Let $D(x) = \{y \in \mathbb N : y\text{ is a divisor of } x\}$ and let the relation $\Sigma$ be defined as follows:
$\begin{aligned}x \Sigma y \Leftrightarrow D(x) \subseteq D(y) \end{aligned}$
check $\Sigma$ is a partial order, if it is total and determine $\min(\mathbb N, \Sigma)$ and $\max(\mathbb N, \Sigma)$.
In order to prove $\Sigma$ to be a partial order I need to gain proof of its reflexivity, anti-simmetry and transitivity, so:
Reflexivity
$x \Sigma x \Leftrightarrow D(x) \subseteq D(x)$
$\{x\in \mathbb N : x \text{ is a divisor of } x\} \subseteq \{x\in \mathbb N : x \text{ is a divisor of } x\}$
Anti-symmetry
$x \Sigma y \land y\Sigma x \Rightarrow x= y$
$\{y \in \mathbb N : y \text{ is a divisor of } x\} \land \{x \in \mathbb N : x \text{ is a divisor of } y\}$
for the fundamental theorem of arithmetic $x = y$
Transitivity
$x \Sigma y \land y\Sigma z \Rightarrow x \Sigma z$
$\{y\in \mathbb N : y \text{ is a divisor of } x\} \land \{z \in \mathbb N : z \text{ is a divisor of } y\} \Rightarrow \{z \in \mathbb N : z \text{ is a divisor of } x\}$.

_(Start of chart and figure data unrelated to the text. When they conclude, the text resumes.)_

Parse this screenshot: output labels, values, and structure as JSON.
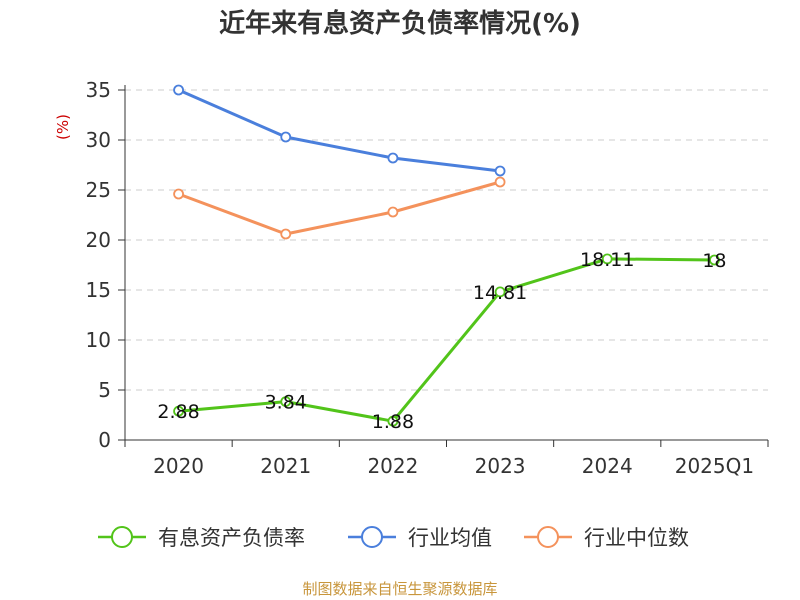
{
  "chart_data": {
    "type": "line",
    "title": "近年来有息资产负债率情况(%)",
    "ylabel": "(%)",
    "xlabel": "",
    "categories": [
      "2020",
      "2021",
      "2022",
      "2023",
      "2024",
      "2025Q1"
    ],
    "ylim": [
      0,
      35
    ],
    "yticks": [
      0,
      5,
      10,
      15,
      20,
      25,
      30,
      35
    ],
    "grid": true,
    "legend_position": "bottom",
    "series": [
      {
        "name": "有息资产负债率",
        "color": "#52c41a",
        "values": [
          2.88,
          3.84,
          1.88,
          14.81,
          18.11,
          18
        ],
        "labels": [
          "2.88",
          "3.84",
          "1.88",
          "14.81",
          "18.11",
          "18"
        ]
      },
      {
        "name": "行业均值",
        "color": "#4a7fdc",
        "values": [
          35.0,
          30.3,
          28.2,
          26.9,
          null,
          null
        ]
      },
      {
        "name": "行业中位数",
        "color": "#f4925c",
        "values": [
          24.6,
          20.6,
          22.8,
          25.8,
          null,
          null
        ]
      }
    ],
    "source": "制图数据来自恒生聚源数据库"
  }
}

I should prove if $\Sigma$ is a total order, but I have no idea how I could do that, can it involve the fact that element $0 \in \mathbb N$ doesn't belong to this relation because $x\Sigma 0$ would mean $\{0 \text{ is a divisor of } x\}$ which is not possible? And my gut feeling tells me that $\max(\mathbb N, \Sigma) = 1$ and $\nexists\min(\mathbb N, \Sigma)$ but I don't know if I am right. Will you please give me a nudge in the right direction?